Wednesday, August 19, 2009

Yen Falls as Signs Global Slump Is Abating Spurs Yield Demand

Aug. 19 (Bloomberg) -- The yen fell for a second day against the euro after economic reports in Europe added to evidence the global recession is easing, prompting investors to shift to higher-yielding assets.

Asian stocks may climb after German investor confidence advanced to the highest level in more than three years. The pound increased yesterday from near a one-month low versus the dollar after a U.K. Office for National Statistics report showed the inflation rate unexpectedly held at 1.8 percent in July, exceeding the median forecast of 1.5 percent.

“It’s certainly adding to signs that consumer sentiment is improving,” said Alex Sinton, a senior dealer at ANZ National Bank Ltd. in Auckland. “If a little bit of risk is brought back to the table in Asian time today, you will see the euro break $1.4142 and extend toward the 200-day moving average at $1.4192.”

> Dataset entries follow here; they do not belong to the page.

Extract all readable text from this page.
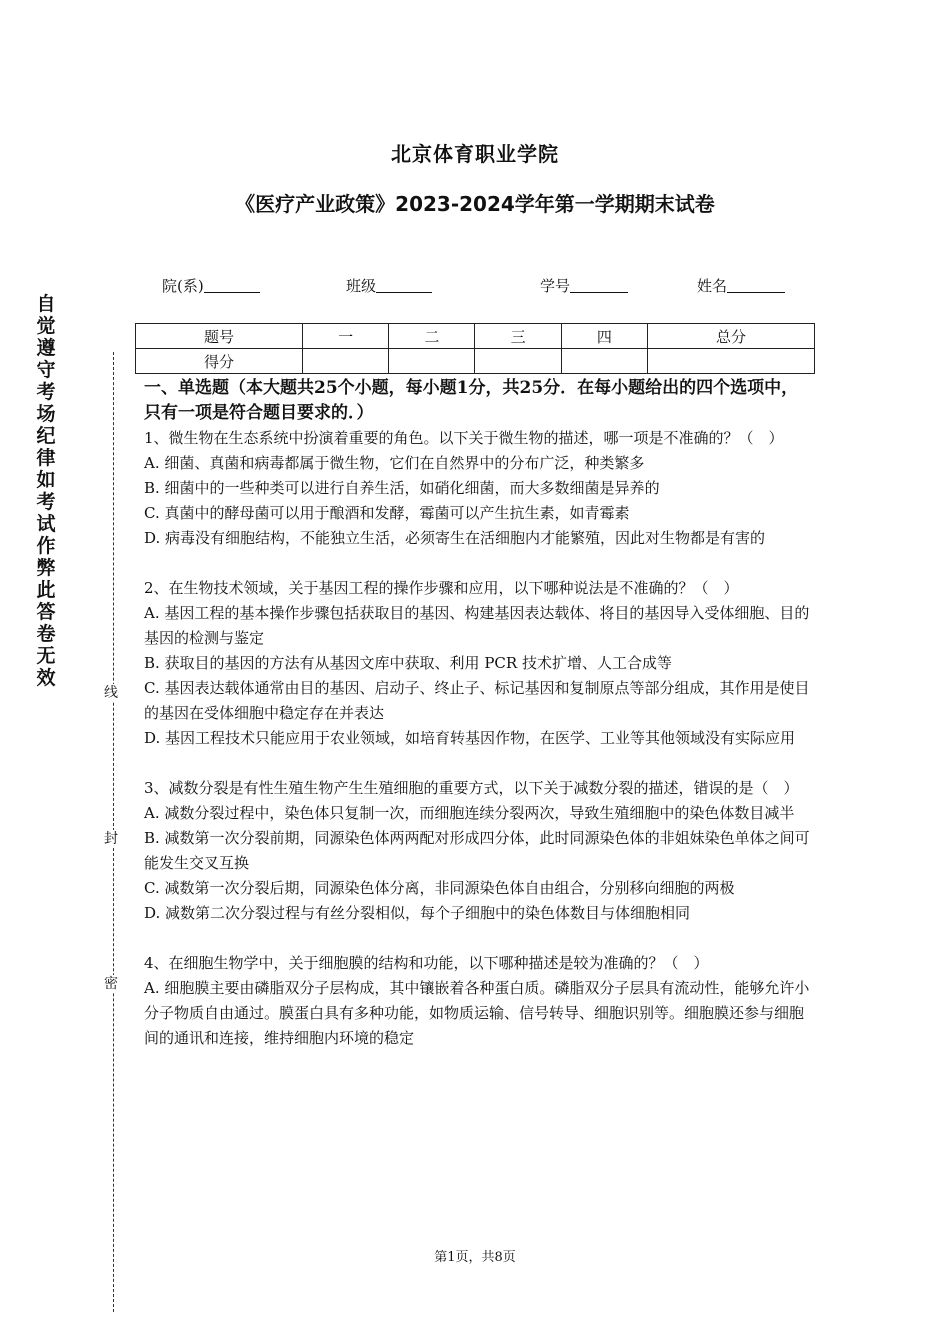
自觉遵守考场纪律如考试作弊此答卷无效
线
封
密
北京体育职业学院
《医疗产业政策》2023-2024学年第一学期期末试卷
院(系)	班级	学号	姓名
题号	一	二	三	四	总分
得分					

一、单选题（本大题共25个小题，每小题1分，共25分．在每小题给出的四个选项中，只有一项是符合题目要求的．）

1、微生物在生态系统中扮演着重要的角色。以下关于微生物的描述，哪一项是不准确的？（　）

A. 细菌、真菌和病毒都属于微生物，它们在自然界中的分布广泛，种类繁多

B. 细菌中的一些种类可以进行自养生活，如硝化细菌，而大多数细菌是异养的

C. 真菌中的酵母菌可以用于酿酒和发酵，霉菌可以产生抗生素，如青霉素

D. 病毒没有细胞结构，不能独立生活，必须寄生在活细胞内才能繁殖，因此对生物都是有害的

2、在生物技术领域，关于基因工程的操作步骤和应用，以下哪种说法是不准确的？（　）

A. 基因工程的基本操作步骤包括获取目的基因、构建基因表达载体、将目的基因导入受体细胞、目的基因的检测与鉴定

B. 获取目的基因的方法有从基因文库中获取、利用 PCR 技术扩增、人工合成等

C. 基因表达载体通常由目的基因、启动子、终止子、标记基因和复制原点等部分组成，其作用是使目的基因在受体细胞中稳定存在并表达

D. 基因工程技术只能应用于农业领域，如培育转基因作物，在医学、工业等其他领域没有实际应用

3、减数分裂是有性生殖生物产生生殖细胞的重要方式，以下关于减数分裂的描述，错误的是（　）

A. 减数分裂过程中，染色体只复制一次，而细胞连续分裂两次，导致生殖细胞中的染色体数目减半

B. 减数第一次分裂前期，同源染色体两两配对形成四分体，此时同源染色体的非姐妹染色单体之间可能发生交叉互换

C. 减数第一次分裂后期，同源染色体分离，非同源染色体自由组合，分别移向细胞的两极

D. 减数第二次分裂过程与有丝分裂相似，每个子细胞中的染色体数目与体细胞相同

4、在细胞生物学中，关于细胞膜的结构和功能，以下哪种描述是较为准确的？（　）

A. 细胞膜主要由磷脂双分子层构成，其中镶嵌着各种蛋白质。磷脂双分子层具有流动性，能够允许小分子物质自由通过。膜蛋白具有多种功能，如物质运输、信号转导、细胞识别等。细胞膜还参与细胞间的通讯和连接，维持细胞内环境的稳定

第1页，共8页
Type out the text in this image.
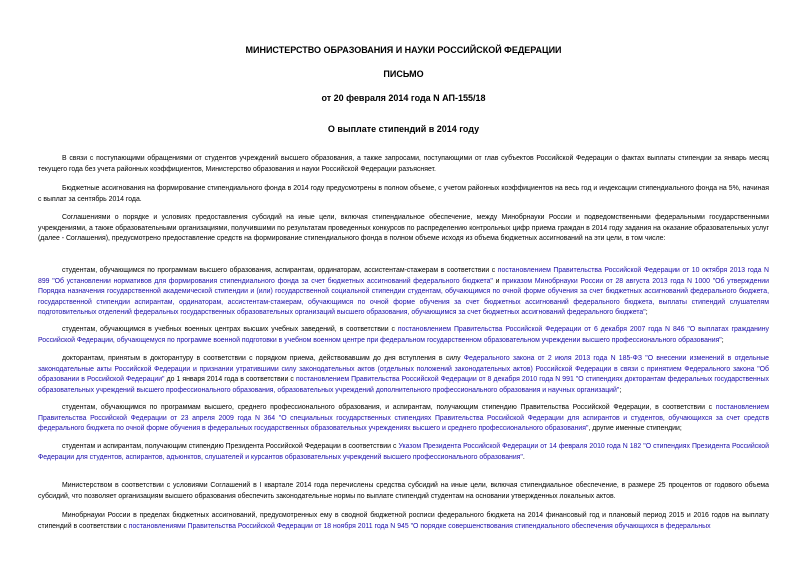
МИНИСТЕРСТВО ОБРАЗОВАНИЯ И НАУКИ РОССИЙСКОЙ ФЕДЕРАЦИИ
ПИСЬМО
от 20 февраля 2014 года N АП-155/18
О выплате стипендий в 2014 году
В связи с поступающими обращениями от студентов учреждений высшего образования, а также запросами, поступающими от глав субъектов Российской Федерации о фактах выплаты стипендии за январь месяц текущего года без учета районных коэффициентов, Министерство образования и науки Российской Федерации разъясняет.
Бюджетные ассигнования на формирование стипендиального фонда в 2014 году предусмотрены в полном объеме, с учетом районных коэффициентов на весь год и индексации стипендиального фонда на 5%, начиная с выплат за сентябрь 2014 года.
Соглашениями о порядке и условиях предоставления субсидий на иные цели, включая стипендиальное обеспечение, между Минобрнауки России и подведомственными федеральными государственными учреждениями, а также образовательными организациями, получившими по результатам проведенных конкурсов по распределению контрольных цифр приема граждан в 2014 году задания на оказание образовательных услуг (далее - Соглашения), предусмотрено предоставление средств на формирование стипендиального фонда в полном объеме исходя из объема бюджетных ассигнований на эти цели, в том числе:
студентам, обучающимся по программам высшего образования, аспирантам, ординаторам, ассистентам-стажерам в соответствии с постановлением Правительства Российской Федерации от 10 октября 2013 года N 899 "Об установлении нормативов для формирования стипендиального фонда за счет бюджетных ассигнований федерального бюджета" и приказом Минобрнауки России от 28 августа 2013 года N 1000 "Об утверждении Порядка назначения государственной академической стипендии и (или) государственной социальной стипендии студентам, обучающимся по очной форме обучения за счет бюджетных ассигнований федерального бюджета, государственной стипендии аспирантам, ординаторам, ассистентам-стажерам, обучающимся по очной форме обучения за счет бюджетных ассигнований федерального бюджета, выплаты стипендий слушателям подготовительных отделений федеральных государственных образовательных организаций высшего образования, обучающимся за счет бюджетных ассигнований федерального бюджета";
студентам, обучающимся в учебных военных центрах высших учебных заведений, в соответствии с постановлением Правительства Российской Федерации от 6 декабря 2007 года N 846 "О выплатах гражданину Российской Федерации, обучающемуся по программе военной подготовки в учебном военном центре при федеральном государственном образовательном учреждении высшего профессионального образования";
докторантам, принятым в докторантуру в соответствии с порядком приема, действовавшим до дня вступления в силу Федерального закона от 2 июля 2013 года N 185-ФЗ "О внесении изменений в отдельные законодательные акты Российской Федерации и признании утратившими силу законодательных актов (отдельных положений законодательных актов) Российской Федерации в связи с принятием Федерального закона "Об образовании в Российской Федерации" до 1 января 2014 года в соответствии с постановлением Правительства Российской Федерации от 8 декабря 2010 года N 991 "О стипендиях докторантам федеральных государственных образовательных учреждений высшего профессионального образования, образовательных учреждений дополнительного профессионального образования и научных организаций";
студентам, обучающимся по программам высшего, среднего профессионального образования, и аспирантам, получающим стипендию Правительства Российской Федерации, в соответствии с постановлением Правительства Российской Федерации от 23 апреля 2009 года N 364 "О специальных государственных стипендиях Правительства Российской Федерации для аспирантов и студентов, обучающихся за счет средств федерального бюджета по очной форме обучения в федеральных государственных образовательных учреждениях высшего и среднего профессионального образования", другие именные стипендии;
студентам и аспирантам, получающим стипендию Президента Российской Федерации в соответствии с Указом Президента Российской Федерации от 14 февраля 2010 года N 182 "О стипендиях Президента Российской Федерации для студентов, аспирантов, адъюнктов, слушателей и курсантов образовательных учреждений высшего профессионального образования".
Министерством в соответствии с условиями Соглашений в I квартале 2014 года перечислены средства субсидий на иные цели, включая стипендиальное обеспечение, в размере 25 процентов от годового объема субсидий, что позволяет организациям высшего образования обеспечить законодательные нормы по выплате стипендий студентам на основании утвержденных локальных актов.
Минобрнауки России в пределах бюджетных ассигнований, предусмотренных ему в сводной бюджетной росписи федерального бюджета на 2014 финансовый год и плановый период 2015 и 2016 годов на выплату стипендий в соответствии с постановлениями Правительства Российской Федерации от 18 ноября 2011 года N 945 "О порядке совершенствования стипендиального обеспечения обучающихся в федеральных
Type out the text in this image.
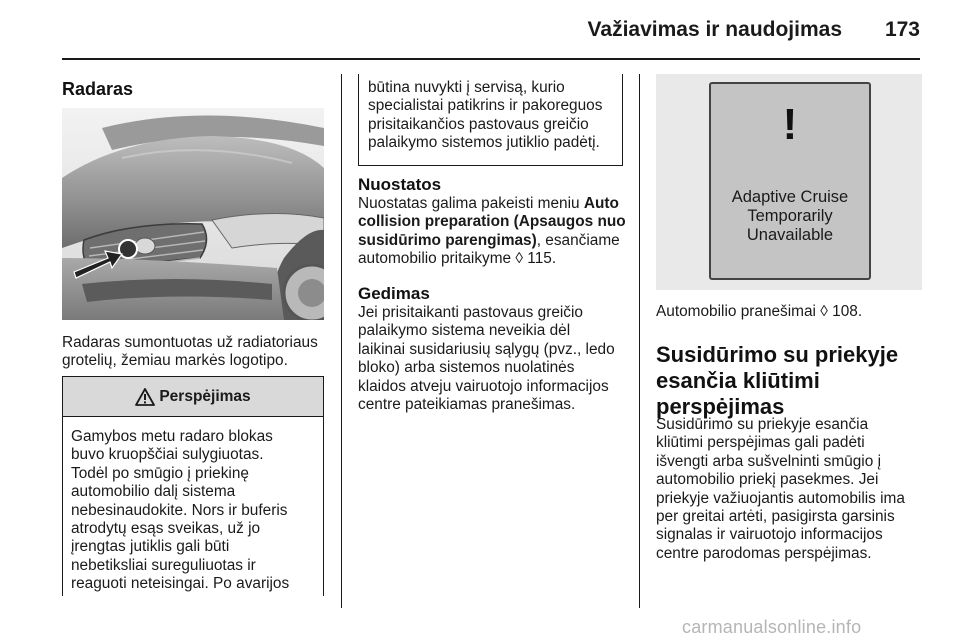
Važiavimas ir naudojimas 173
Radaras
Radaras sumontuotas už radiatoriaus grotelių, žemiau markės logotipo.
Perspėjimas
Gamybos metu radaro blokas
buvo kruopščiai sulygiuotas.
Todėl po smūgio į priekinę
automobilio dalį sistema
nebesinaudokite. Nors ir buferis
atrodytų esąs sveikas, už jo
įrengtas jutiklis gali būti
nebetiksliai sureguliuotas ir
reaguoti neteisingai. Po avarijos
būtina nuvykti į servisą, kurio
specialistai patikrins ir pakoreguos
prisitaikančios pastovaus greičio
palaikymo sistemos jutiklio padėtį.
Nuostatos
Nuostatas galima pakeisti meniu Auto
collision preparation (Apsaugos nuo
susidūrimo parengimas), esančiame
automobilio pritaikyme ◊ 115.
Gedimas
Jei prisitaikanti pastovaus greičio
palaikymo sistema neveikia dėl
laikinai susidariusių sąlygų (pvz., ledo
bloko) arba sistemos nuolatinės
klaidos atveju vairuotojo informacijos
centre pateikiamas pranešimas.
!
Adaptive Cruise
Temporarily
Unavailable
Automobilio pranešimai ◊ 108.
Susidūrimo su priekyje
esančia kliūtimi
perspėjimas
Susidūrimo su priekyje esančia
kliūtimi perspėjimas gali padėti
išvengti arba sušvelninti smūgio į
automobilio priekį pasekmes. Jei
priekyje važiuojantis automobilis ima
per greitai artėti, pasigirsta garsinis
signalas ir vairuotojo informacijos
centre parodomas perspėjimas.
carmanualsonline.info
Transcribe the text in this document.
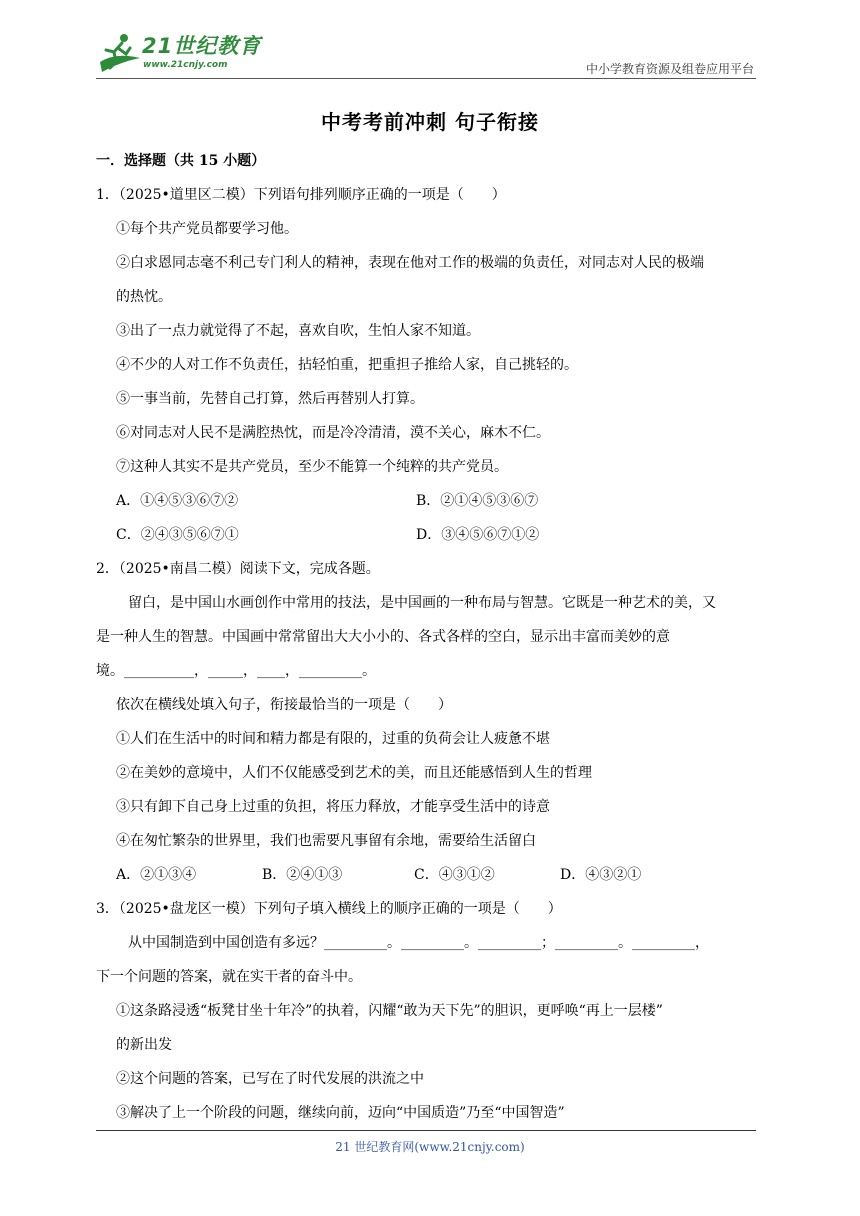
21世纪教育
www.21cnjy.com	中小学教育资源及组卷应用平台
中考考前冲刺 句子衔接
一．选择题（共 15 小题）
1．（2025•道里区二模）下列语句排列顺序正确的一项是（　　）
①每个共产党员都要学习他。
②白求恩同志毫不利己专门利人的精神，表现在他对工作的极端的负责任，对同志对人民的极端
的热忱。
③出了一点力就觉得了不起，喜欢自吹，生怕人家不知道。
④不少的人对工作不负责任，拈轻怕重，把重担子推给人家，自己挑轻的。
⑤一事当前，先替自己打算，然后再替别人打算。
⑥对同志对人民不是满腔热忱，而是冷冷清清，漠不关心，麻木不仁。
⑦这种人其实不是共产党员，至少不能算一个纯粹的共产党员。
A．①④⑤③⑥⑦②	B．②①④⑤③⑥⑦
C．②④③⑤⑥⑦①	D．③④⑤⑥⑦①②
2．（2025•南昌二模）阅读下文，完成各题。
留白，是中国山水画创作中常用的技法，是中国画的一种布局与智慧。它既是一种艺术的美，又
是一种人生的智慧。中国画中常常留出大大小小的、各式各样的空白，显示出丰富而美妙的意
境。__________，_____，____，_________。
依次在横线处填入句子，衔接最恰当的一项是（　　）
①人们在生活中的时间和精力都是有限的，过重的负荷会让人疲惫不堪
②在美妙的意境中，人们不仅能感受到艺术的美，而且还能感悟到人生的哲理
③只有卸下自己身上过重的负担，将压力释放，才能享受生活中的诗意
④在匆忙繁杂的世界里，我们也需要凡事留有余地，需要给生活留白
A．②①③④	B．②④①③	C．④③①②	D．④③②①
3．（2025•盘龙区一模）下列句子填入横线上的顺序正确的一项是（　　）
从中国制造到中国创造有多远？_________。_________。_________；_________。_________，
下一个问题的答案，就在实干者的奋斗中。
①这条路浸透“板凳甘坐十年冷”的执着，闪耀“敢为天下先”的胆识，更呼唤“再上一层楼”
的新出发
②这个问题的答案，已写在了时代发展的洪流之中
③解决了上一个阶段的问题，继续向前，迈向“中国质造”乃至“中国智造”
21 世纪教育网(www.21cnjy.com)
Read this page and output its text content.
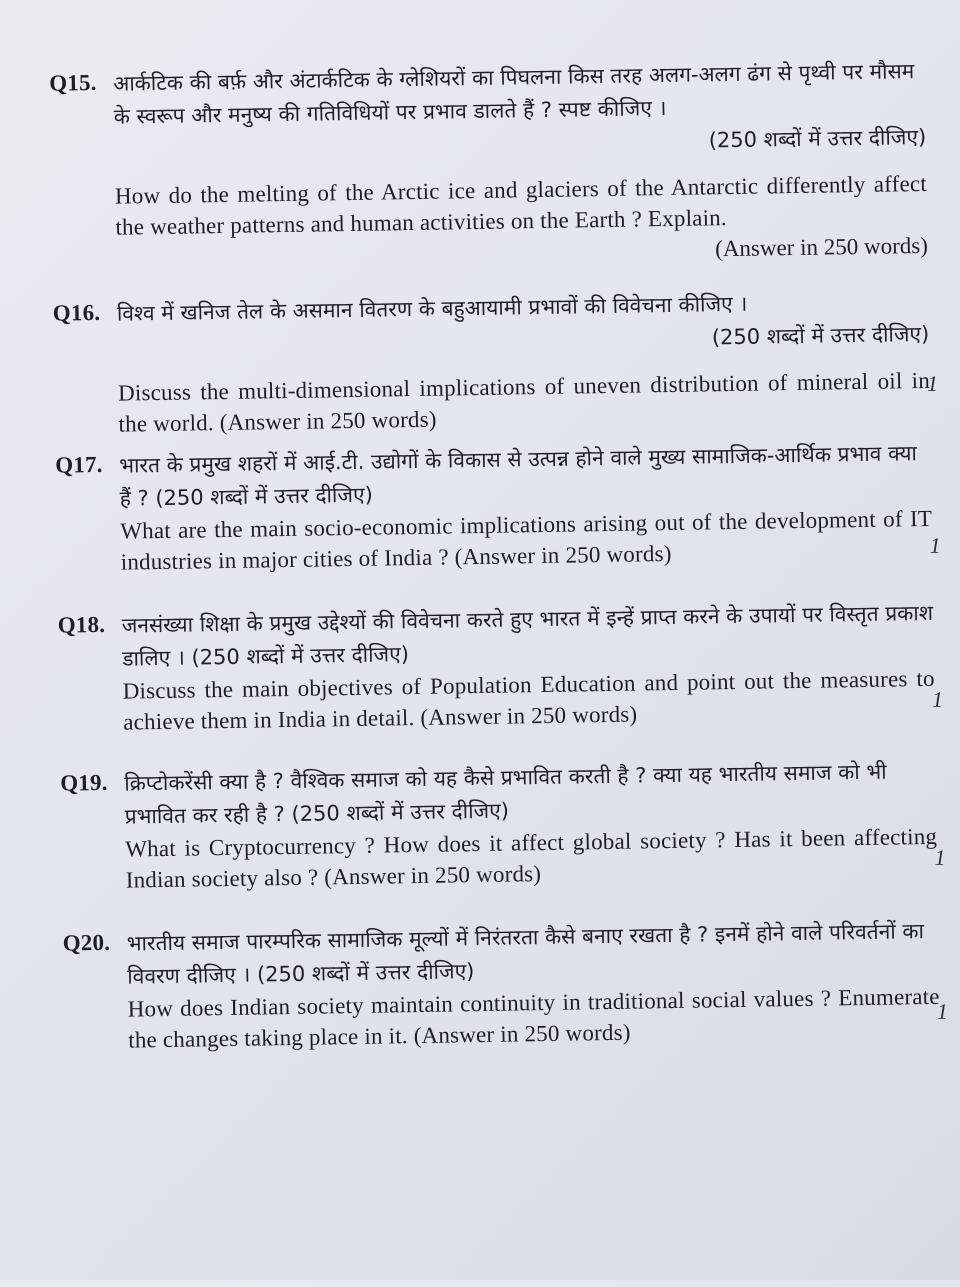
Q15. आर्कटिक की बर्फ़ और अंटार्कटिक के ग्लेशियरों का पिघलना किस तरह अलग-अलग ढंग से पृथ्वी पर मौसम के स्वरूप और मनुष्य की गतिविधियों पर प्रभाव डालते हैं ? स्पष्ट कीजिए ।

(250 शब्दों में उत्तर दीजिए)

How do the melting of the Arctic ice and glaciers of the Antarctic differently affect the weather patterns and human activities on the Earth ? Explain.

(Answer in 250 words)

Q16. विश्व में खनिज तेल के असमान वितरण के बहुआयामी प्रभावों की विवेचना कीजिए ।

(250 शब्दों में उत्तर दीजिए)

Discuss the multi-dimensional implications of uneven distribution of mineral oil in the world. (Answer in 250 words)

1
Q17. भारत के प्रमुख शहरों में आई.टी. उद्योगों के विकास से उत्पन्न होने वाले मुख्य सामाजिक-आर्थिक प्रभाव क्या हैं ? (250 शब्दों में उत्तर दीजिए)

What are the main socio-economic implications arising out of the development of IT industries in major cities of India ? (Answer in 250 words)	1
Q18. जनसंख्या शिक्षा के प्रमुख उद्देश्यों की विवेचना करते हुए भारत में इन्हें प्राप्त करने के उपायों पर विस्तृत प्रकाश डालिए । (250 शब्दों में उत्तर दीजिए)

Discuss the main objectives of Population Education and point out the measures to achieve them in India in detail. (Answer in 250 words)

1
Q19. क्रिप्टोकरेंसी क्या है ? वैश्विक समाज को यह कैसे प्रभावित करती है ? क्या यह भारतीय समाज को भी प्रभावित कर रही है ? (250 शब्दों में उत्तर दीजिए)

What is Cryptocurrency ? How does it affect global society ? Has it been affecting Indian society also ? (Answer in 250 words)

1
Q20. भारतीय समाज पारम्परिक सामाजिक मूल्यों में निरंतरता कैसे बनाए रखता है ? इनमें होने वाले परिवर्तनों का विवरण दीजिए । (250 शब्दों में उत्तर दीजिए)

How does Indian society maintain continuity in traditional social values ? Enumerate the changes taking place in it. (Answer in 250 words)

1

The yen declined to 134.21 per euro as of 8:43 a.m. in Tokyo from 133.84 in New York yesterday. Japan’s currency weakened to 94.89 per dollar from 94.69. The dollar traded at $1.4145 per euro from $1.4136

Sterling was at $1.6569 from $1.6561 yesterday, when it rose 1.3 percent. The pound dropped to $1.6276 on Aug. 17, the lowest level since July 17. Yesterday’s advance helped sterling reduce its decline since Aug. 5 to 2.7 percent.

The Standard & Poor’s 500 Index rose 1 percent in New York yesterday, crude oil for September delivery increased 4 percent to $69.45 a barrel, and gold futures for December delivery gained 0.4 percent to $939.40 per ounce.

The benchmark MSCI Asia Pacific Index of regional shares ended little changed yesterday after falling as much as 1 percent.

Germany’s ZEW

The euro strengthened yesterday for the first time in three days versus the dollar and yen as the Mannheim-based ZEW Center for European Economic Research said its index of investor and analyst expectations for Germany increased this month to 56.1 from 39.5 in July. The median forecast of 35 economists in a Bloomberg News survey was for the index to rise to 45.

The Dollar Index, which IntercontinentalExchange Inc. uses to track the greenback against the currencies of six major U.S. trading partners including the euro and yen, fell 0.4 percent to 78.98.